Étape 2 : Construction des enjeux de performances
Les définitions du mot « enjeu » sont variées en fonction du contexte auquel l’enjeu se rattache. Le dictionnaire de l’Académie Française le voit comme « ce qui fait l'objet d'une compétition, d'un affrontement, d'une discussion. » (Académie française, 2005). Dans le cadre de l’analyse intégrée, les enjeux de performances décrivent, pour les acteurs concernés, les conditions nécessaires à la légitimité et à l’acceptabilité d’un système, ce dernier étant l’entité où le problème prend place. Nous appliquons le modèle tétraédrique développé par O’ Connor (2006) pour les déterminer et les structurer.
Les analyses de la durabilité mettent souvent en évidence l’interdépendance entre trois sphères d’organisation : l’économique, le social et l’environnemental. En s’appuyant sur les travaux de Passet (1979), O' Connor (2006) souligne la relation asymétrique entre ces trois « dimensions du développement durable », car l’économique est contenu dans le social, et les deux sont contenus dans la biosphère. L’environnement naturel existait avant qu’il existe une société humaine et ses institutions, et les institutions sociales sont, à leur tour, plus anciennes et plus larges que les marchés. Alors que la sphère économique de la production, de la consommation et de l’échange des biens et services reçoit souvent la plus grande importance dans les discours et les indicateurs politiques, sa viabilité dépend de la vitalité des sphères sociale (formes culturelles, liens symboliques, tissu social…) et environnementale.
Le modèle tétraédrique a pour particularité de compléter le cadre « traditionnel » des trois sphères de la durabilité par une quatrième : politique (voir figure 1). Cette dernière trouve sa légitimité dans l’émergence, au sein de la société, de conventions, de règles et de cadres institutionnels pour la régulation des sphères économiques et sociales et, indirectement, de la celle environnementale. Le rôle de cette quatrième dimension est de réguler les sphères économique et sociale dans leur fonctionnement propre et dans leurs relations avec la sphère environnementale. La sphère politique joue ainsi un rôle d’arbitre entre les demandes, différentes et parfois incompatibles, émanant des acteurs (O' Connor, 2006).
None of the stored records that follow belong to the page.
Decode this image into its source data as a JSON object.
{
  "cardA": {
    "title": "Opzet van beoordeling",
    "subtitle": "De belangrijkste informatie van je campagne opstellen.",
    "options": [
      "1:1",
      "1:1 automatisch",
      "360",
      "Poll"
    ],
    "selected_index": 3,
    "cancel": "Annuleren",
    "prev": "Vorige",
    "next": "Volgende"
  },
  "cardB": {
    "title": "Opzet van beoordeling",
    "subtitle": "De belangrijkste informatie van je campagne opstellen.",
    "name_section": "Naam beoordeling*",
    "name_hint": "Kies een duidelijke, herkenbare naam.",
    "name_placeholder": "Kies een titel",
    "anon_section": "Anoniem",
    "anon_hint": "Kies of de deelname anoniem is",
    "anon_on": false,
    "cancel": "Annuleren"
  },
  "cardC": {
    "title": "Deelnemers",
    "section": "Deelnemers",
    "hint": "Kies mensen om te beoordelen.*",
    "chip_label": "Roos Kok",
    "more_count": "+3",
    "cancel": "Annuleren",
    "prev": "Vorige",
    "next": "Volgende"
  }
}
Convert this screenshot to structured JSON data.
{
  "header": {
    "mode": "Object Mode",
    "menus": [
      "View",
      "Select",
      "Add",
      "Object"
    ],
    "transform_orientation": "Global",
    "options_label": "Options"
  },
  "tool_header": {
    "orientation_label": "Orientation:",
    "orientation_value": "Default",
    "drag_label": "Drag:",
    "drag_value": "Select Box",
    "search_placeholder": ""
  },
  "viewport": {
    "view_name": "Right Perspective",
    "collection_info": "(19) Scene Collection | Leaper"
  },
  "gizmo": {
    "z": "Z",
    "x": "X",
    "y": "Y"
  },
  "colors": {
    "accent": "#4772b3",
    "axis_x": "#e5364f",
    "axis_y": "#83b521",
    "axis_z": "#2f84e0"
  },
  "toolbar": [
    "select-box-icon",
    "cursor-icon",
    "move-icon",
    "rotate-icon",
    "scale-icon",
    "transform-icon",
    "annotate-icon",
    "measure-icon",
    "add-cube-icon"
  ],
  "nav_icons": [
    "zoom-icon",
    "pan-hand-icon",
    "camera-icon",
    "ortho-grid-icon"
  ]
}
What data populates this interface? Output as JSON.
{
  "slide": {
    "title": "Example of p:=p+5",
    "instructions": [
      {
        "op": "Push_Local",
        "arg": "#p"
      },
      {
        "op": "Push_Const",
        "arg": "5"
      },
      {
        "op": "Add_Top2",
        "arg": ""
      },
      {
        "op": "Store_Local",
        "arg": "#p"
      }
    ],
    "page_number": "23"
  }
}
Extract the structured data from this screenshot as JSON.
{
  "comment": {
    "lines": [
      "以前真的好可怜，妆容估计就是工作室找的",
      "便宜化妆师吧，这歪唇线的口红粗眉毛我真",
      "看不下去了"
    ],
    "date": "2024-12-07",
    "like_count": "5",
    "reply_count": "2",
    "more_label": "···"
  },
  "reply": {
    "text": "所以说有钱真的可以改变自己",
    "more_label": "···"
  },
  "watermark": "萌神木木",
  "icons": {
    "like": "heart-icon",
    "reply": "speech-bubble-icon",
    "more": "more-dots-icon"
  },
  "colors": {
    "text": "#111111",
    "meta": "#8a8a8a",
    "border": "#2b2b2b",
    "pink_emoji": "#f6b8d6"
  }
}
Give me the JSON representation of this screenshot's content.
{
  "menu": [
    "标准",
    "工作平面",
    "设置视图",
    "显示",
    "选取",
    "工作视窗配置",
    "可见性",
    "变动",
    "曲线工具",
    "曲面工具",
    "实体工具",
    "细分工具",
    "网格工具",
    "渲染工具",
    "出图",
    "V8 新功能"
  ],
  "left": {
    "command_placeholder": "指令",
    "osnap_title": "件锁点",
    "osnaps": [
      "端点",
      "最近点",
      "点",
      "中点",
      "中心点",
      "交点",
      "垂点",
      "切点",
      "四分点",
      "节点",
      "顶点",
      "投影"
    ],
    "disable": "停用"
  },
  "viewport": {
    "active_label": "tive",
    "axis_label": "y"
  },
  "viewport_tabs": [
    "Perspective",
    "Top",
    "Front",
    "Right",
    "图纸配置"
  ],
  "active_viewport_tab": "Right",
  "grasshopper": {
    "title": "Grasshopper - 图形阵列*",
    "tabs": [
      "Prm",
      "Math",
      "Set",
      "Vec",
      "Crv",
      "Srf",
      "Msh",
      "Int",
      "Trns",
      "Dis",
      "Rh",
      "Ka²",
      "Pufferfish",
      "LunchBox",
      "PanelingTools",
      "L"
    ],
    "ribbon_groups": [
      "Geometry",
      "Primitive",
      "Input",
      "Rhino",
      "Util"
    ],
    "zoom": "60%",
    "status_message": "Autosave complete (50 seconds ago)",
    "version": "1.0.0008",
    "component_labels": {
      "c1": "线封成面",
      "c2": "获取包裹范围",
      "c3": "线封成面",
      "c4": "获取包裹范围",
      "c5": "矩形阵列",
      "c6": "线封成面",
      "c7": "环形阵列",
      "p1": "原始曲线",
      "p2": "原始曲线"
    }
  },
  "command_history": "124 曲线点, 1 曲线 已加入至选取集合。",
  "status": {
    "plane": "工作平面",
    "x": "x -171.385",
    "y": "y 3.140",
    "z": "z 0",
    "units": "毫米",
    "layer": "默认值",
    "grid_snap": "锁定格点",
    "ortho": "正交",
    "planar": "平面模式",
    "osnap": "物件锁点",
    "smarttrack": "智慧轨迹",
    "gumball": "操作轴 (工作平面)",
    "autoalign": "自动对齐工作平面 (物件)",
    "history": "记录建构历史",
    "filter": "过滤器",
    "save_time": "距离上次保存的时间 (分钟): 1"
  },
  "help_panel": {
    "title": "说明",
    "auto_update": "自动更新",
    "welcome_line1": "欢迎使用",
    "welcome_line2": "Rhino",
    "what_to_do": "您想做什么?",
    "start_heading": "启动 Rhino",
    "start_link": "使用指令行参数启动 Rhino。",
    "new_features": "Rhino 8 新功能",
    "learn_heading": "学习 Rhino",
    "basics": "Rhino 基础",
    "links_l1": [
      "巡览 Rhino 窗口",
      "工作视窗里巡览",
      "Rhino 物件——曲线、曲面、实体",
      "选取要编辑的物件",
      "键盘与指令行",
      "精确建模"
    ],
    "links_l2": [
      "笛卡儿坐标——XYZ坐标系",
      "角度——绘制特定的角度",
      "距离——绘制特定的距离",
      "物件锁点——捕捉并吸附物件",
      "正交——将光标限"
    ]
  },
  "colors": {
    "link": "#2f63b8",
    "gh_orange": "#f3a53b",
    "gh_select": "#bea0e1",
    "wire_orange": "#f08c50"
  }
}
Figure1 :Le tétraèdre de la soutenabilité
(D’après (O' Connor, 2006), traduit en français par Maxim (2008))
L’ensemble des enjeux est déterminé en les ordonnant à l’interface de deux des quatre sphères de la durabilité (voir tableau 1).L’analyse concernant les relations entre deux dimensions est artificielle (les dimensions économique et politique ne peuvent pas être séparées de celle sociale, la dimension économique ne peut pas exister sans celle environnementale, etc.) mais didactique pour l’analyste (structuration de la pensée, approche systémique du problème). La description du fonctionnement interne de chaque sphère et la description des interactions entre les deux sphères sont complémentaires (O' Connor, 2006).
Tableau1 :Les quatre sphères et leurs interfaces
(D’après (O' Connor, 2006), traduit en français par Maxim (2008))
Chacune de ces interfaces peut être vue comme une étude de la « demande » et de l’« offre » de chaque sphère par rapport à l’autre. Cette analyse est d’abord fonctionnelle où l’on explore les rôles, les services ou les us attendus ou recherchés par les acteurs concernés pour maintenir la viabilité du système. L’analyse va aussi se baser sur des valeurs anthropologiques, symboliques ou morales, qui permettent de souligner les raisons, les principes et les objectifs moteurs de ces offres et demandes.Autrement dit, nous nous intéressons aux fonctions nécessaires pour maintenir la viabilité du système, dont font partie les fonctions environnementales.